Abstract

Geodetic and seismologic studies support a tectonic model for the central Himalaya wherein ∼2 cm/yr of Indo-Asian convergence is accommodated along the primary décollement under the range, the Main Himalayan thrust. A steeper midcrustal ramp in the Main Himalayan thrust is commonly invoked as driving rapid rock uplift along a range-parallel band in the Greater Himalaya. This tectonic model, developed primarily from studies in central Nepal, is commonly assumed to project along strike with little lateral variation in Main Himalayan thrust geometry or associated rock uplift patterns. Here, we synthesize multiple lines of evidence for a major discontinuity in the Main Himalayan thrust in western Nepal.
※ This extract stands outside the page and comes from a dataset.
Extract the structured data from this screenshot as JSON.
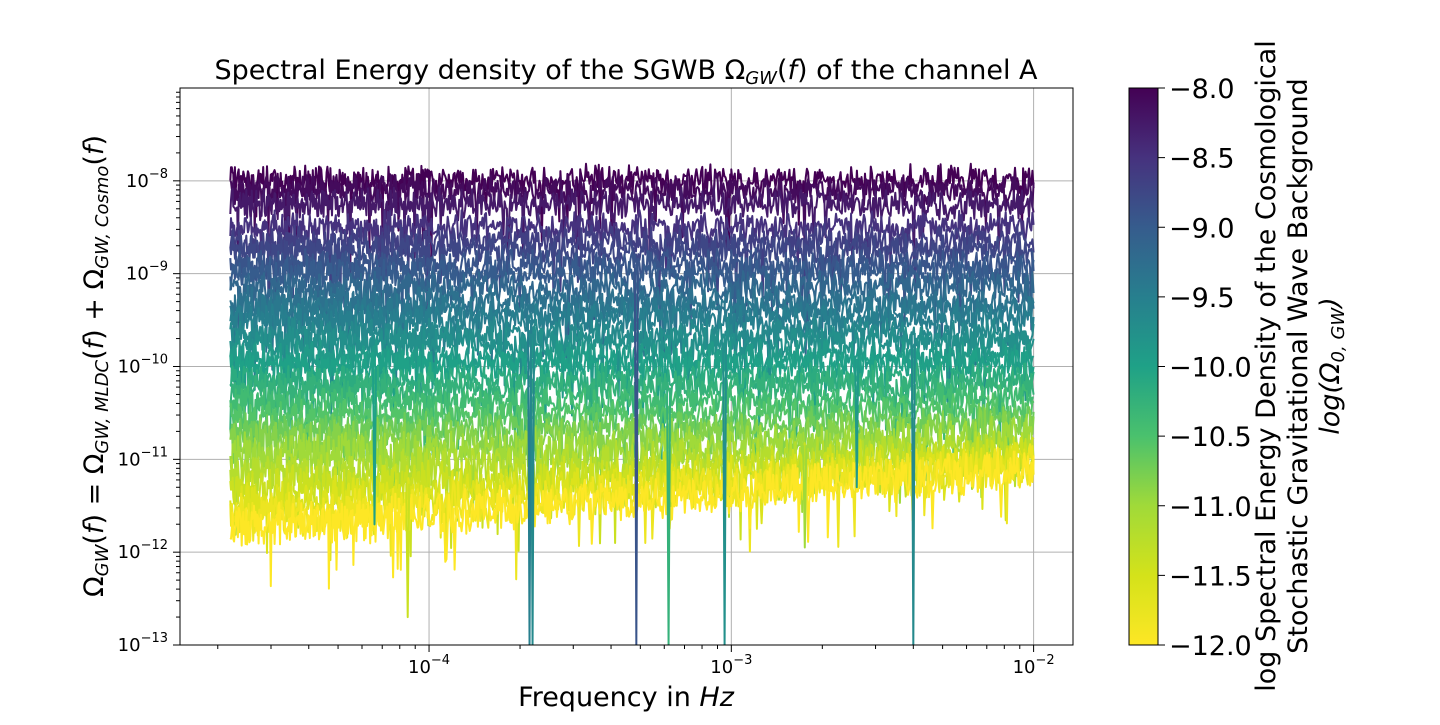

Analysis of topography and seismicity indicates that west of ∼82.5°E, the single band of steep topography and seismicity along the Main Himalayan thrust ramp in central Nepal bifurcates around a high-elevation, low-relief landscape, resulting in a two-step topographic front along an ∼150 km segment of the central Himalaya. Although multiple models could explain this bifurcation, the full suite of data appears to be most consistent with a northward bend to the Main Himalayan thrust ramp and activation of a young duplex horse to the south. This poorly documented segmentation of the Main Himalayan thrust has important implications for the seismogenic potential of the western Nepal seismic gap and for models of the ongoing evolution of the orogen.